The detail would only be contained in the finished business case, to be presented to the project’s steering group  about  midway through the  year. The steering group would then decide which options it supported.

"The university is acutely aware that processes such as these create uncertainty and anxiety for staff," Mr Seales said.

It had put in place measures to mitigate anxiety, including increasing the number of employee assistance programme sessions available and occupational health nurse support.

It was also providing ongoing training to help staff respond and adapt to change.

"In anticipation of any changes, the university is using fixed-term agreements to mitigate the impact that these changes may have."

Acting vice-chancellor Prof Vernon Squire said the emphasis on finding efficiencies and keeping costs down was not new.

It was expressed in the university’s "Strategic Direction to 2020" document, which stated universities needed to evolve to meet the challenges of a "changing world" and given they were publicly funded they must be "mindful of the need to ... use resources efficiently", Prof Squire said.

As of 2015, the university had 2184 full-time-equivalent general staff, but not all of them were subject to the review. 

Comments

Shared Services is a familiar strategy. Staff find they are looking after academic needs other than those of their own department.

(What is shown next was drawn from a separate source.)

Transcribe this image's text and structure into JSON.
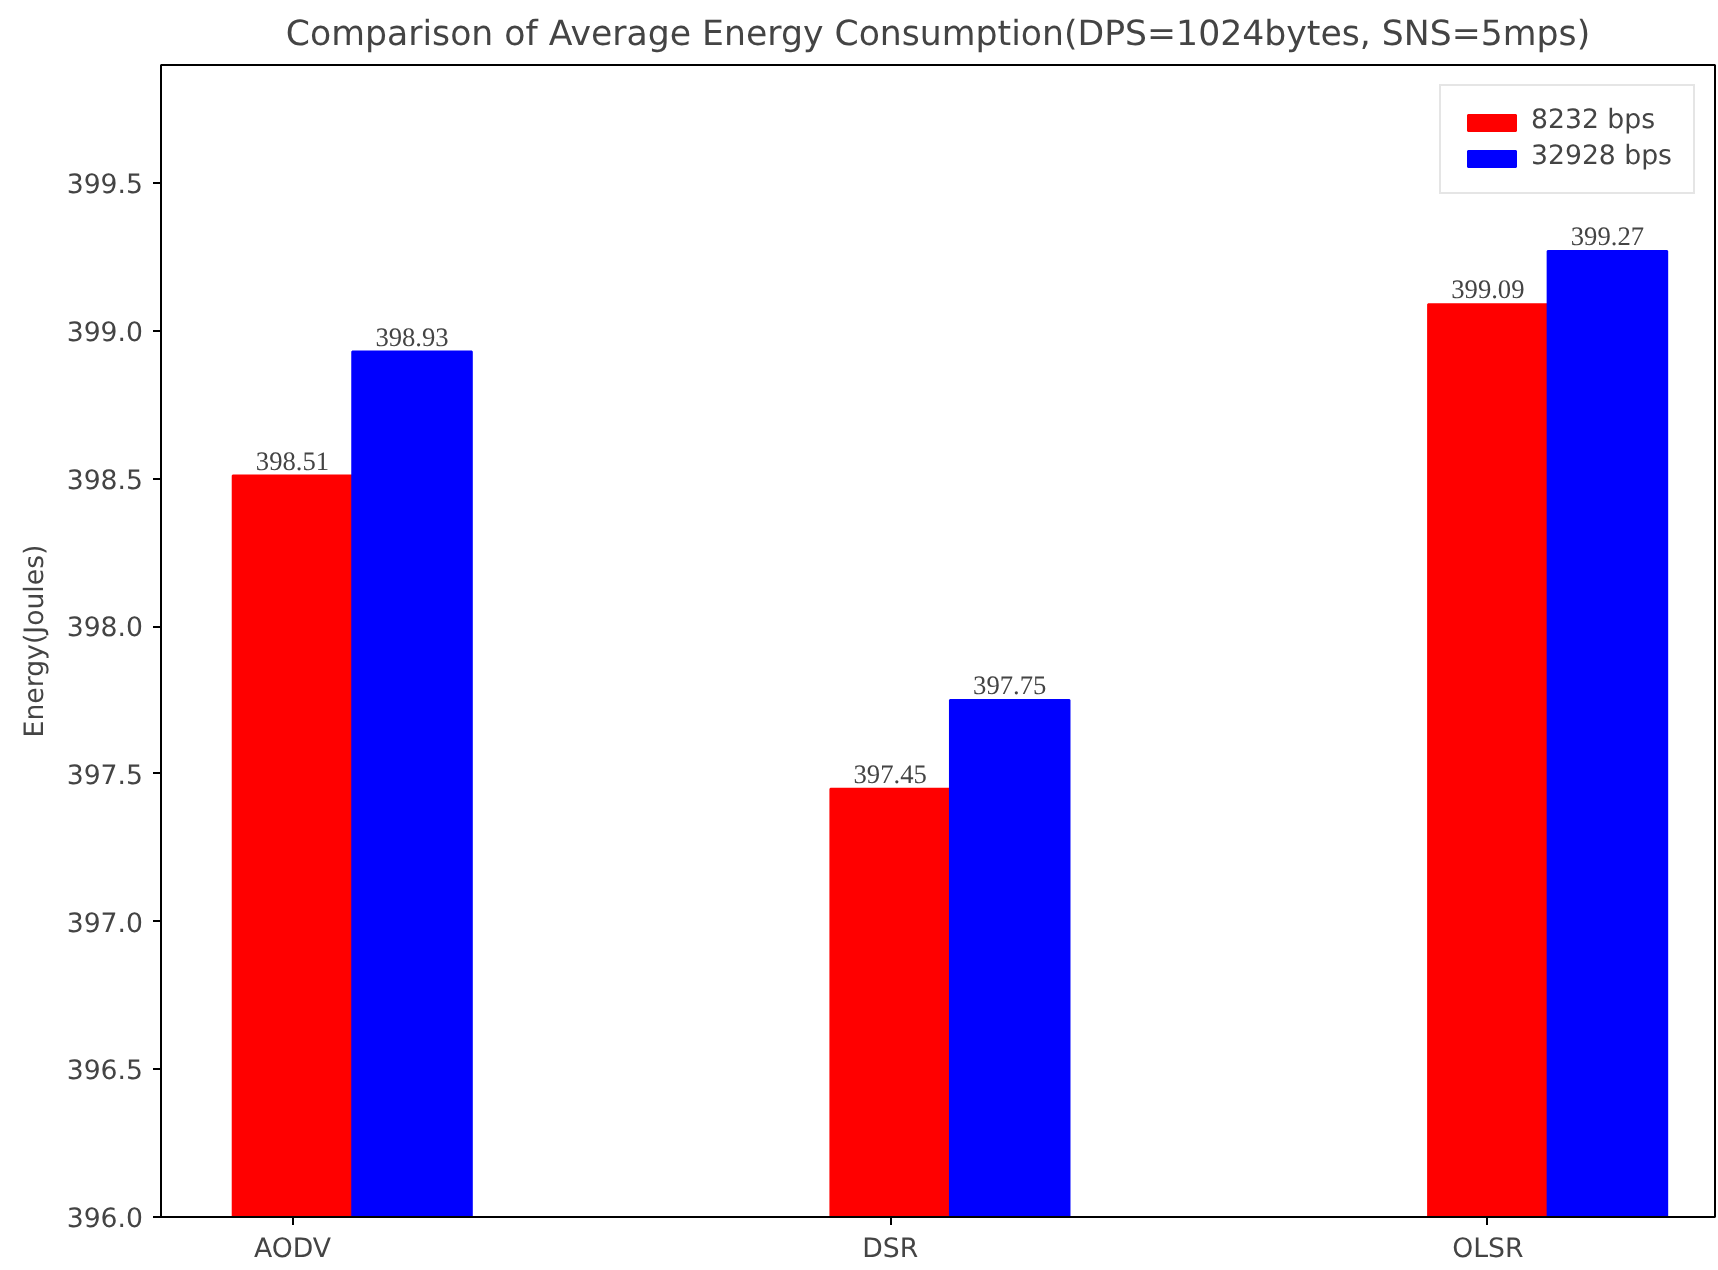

Anthropology, rushed off its feet, has to empty the bathwater left by Early Childcare, and that put upon, overlooked baby gets thrown out again.

I wonder if the Uni will disclose the extent of restructuring before early enrolment time. Potential students need to know if Canterbury might be a better place. I'd say Auckland too, but you have to put up with CKS being snippy about Eleanor Catton.

Otago is always throwing out an overlooked infant in bathwater, who must be exceeding peeved by now.